AÇÃO DE CONSIGNAÇÃO EM PAGAMENTO. REPRESENTAÇÃO
COMERCIAL. REDUÇÃO PERCENTUAL. ANUÊNCIA TÁCITA DO
REPRESENTANTE. COMISSÃO. INCIDÊNCIA.
BASE DE CÁLCULO. TRIBUTOS. PREÇO DA MERCADORIA.
1. Discussão sobre a possibilidade de alteração em contrato de representação
comercial, que implique redução da remuneração do representante, quando há
sua anuência tácita.
2. Diante das peculiaridades da hipótese, verifica-se que não houve uma
redução da comissão da representante, em relação à média dos resultados
auferidos nos últimos seis meses de vigência do contrato, o que, de fato, seria
proibido nos termos do art. 32, §7º, da Lei 4.886/65. Desde o início da relação
contratual, a comissão foi paga no patamar de 2,5%, o que leva à conclusão de
que a cláusula que previu o pagamento da comissão de 4%, na realidade,
nunca chegou a viger.
3. O princípio da boa-fé objetiva torna inviável a pretensão da recorrente, de
exigir retroativamente valores a título da diferença, que sempre foram
dispensados, frustrando uma expectativa legítima, construída e mantida ao
longo de toda a relação contratual pela recorrida.
4. Discussão acerca da inclusão do valor dos tributos na base de cálculo da
comissão do representante comercial.
5. A lei não faz distinção, para os fins de cálculo da comissão do representante,
entre o preço líquido da mercadoria - excluídos os tributos -, e aquele pelo qual
a mercadoria é efetivamente vendida e que consta na nota fiscal.
6. O preço constante na nota fiscal é o que melhor reflete o resultado obtido
pelas partes (representante e representado), sendo justo que sobre ele se
apoie o cálculo da comissão. Precedentes.
7. Recurso especial de ILHÉUS COMÉRCIO E REPRESENTAÇÕES LTDA.
desprovido.
8. Recurso especial de SHERWIN WILLIAMS DO BRASIL INDÚSTRIA E
COMÉRCIO LTDA conhecido em parte e, nesta parte, desprovido.
(REsp 1162985/RS, Rel.

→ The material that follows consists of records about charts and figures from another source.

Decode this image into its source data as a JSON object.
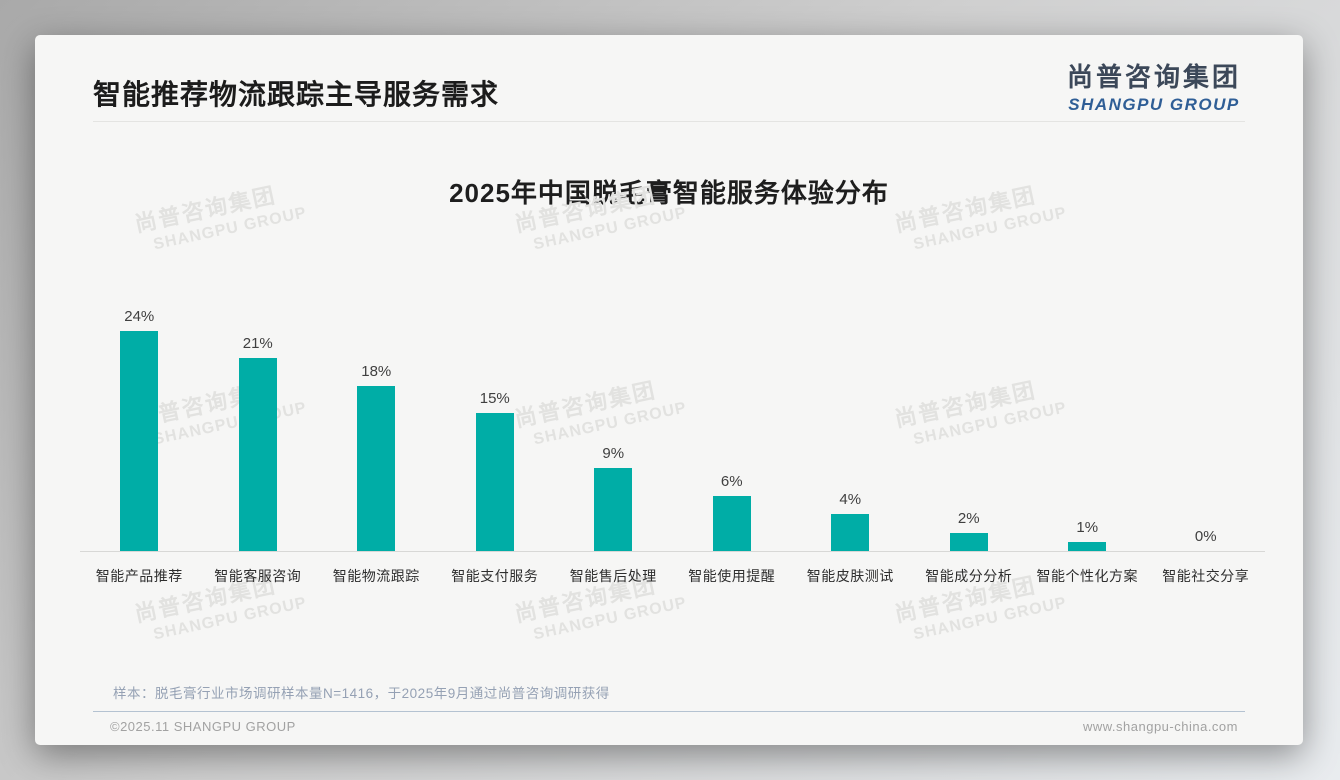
{
  "page": {
    "slide_title": "智能推荐物流跟踪主导服务需求",
    "logo": {
      "cn": "尚普咨询集团",
      "en": "SHANGPU GROUP"
    },
    "watermark": {
      "cn": "尚普咨询集团",
      "en": "SHANGPU GROUP"
    },
    "note": "样本：脱毛膏行业市场调研样本量N=1416，于2025年9月通过尚普咨询调研获得",
    "footer_left": "©2025.11 SHANGPU GROUP",
    "footer_right": "www.shangpu-china.com"
  },
  "colors": {
    "bar": "#00ada6",
    "logo_cn": "#3c4859",
    "logo_en": "#2f5e96",
    "card_bg": "#f6f6f5"
  },
  "chart_data": {
    "type": "bar",
    "title": "2025年中国脱毛膏智能服务体验分布",
    "categories": [
      "智能产品推荐",
      "智能客服咨询",
      "智能物流跟踪",
      "智能支付服务",
      "智能售后处理",
      "智能使用提醒",
      "智能皮肤测试",
      "智能成分分析",
      "智能个性化方案",
      "智能社交分享"
    ],
    "values": [
      24,
      21,
      18,
      15,
      9,
      6,
      4,
      2,
      1,
      0
    ],
    "unit": "%",
    "xlabel": "",
    "ylabel": "",
    "ylim": [
      0,
      24
    ],
    "grid": false,
    "legend": false,
    "data_labels": true,
    "bar_color": "#00ada6"
  }
}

Ministra NANCY ANDRIGHI, TERCEIRA TURMA,
julgado em 18/06/2013, DJe 25/06/2013)
Portanto, a partir do entendimento consolidado do Superior Tribunal de Justiça,
é se de entender que a comissão paga aos representantes comerciais
autônomos deve incidir sobre o valor bruto da nota fiscal, ou seja, o valor de
venda da mercadoria ou serviço sem descontos de qualquer espécie.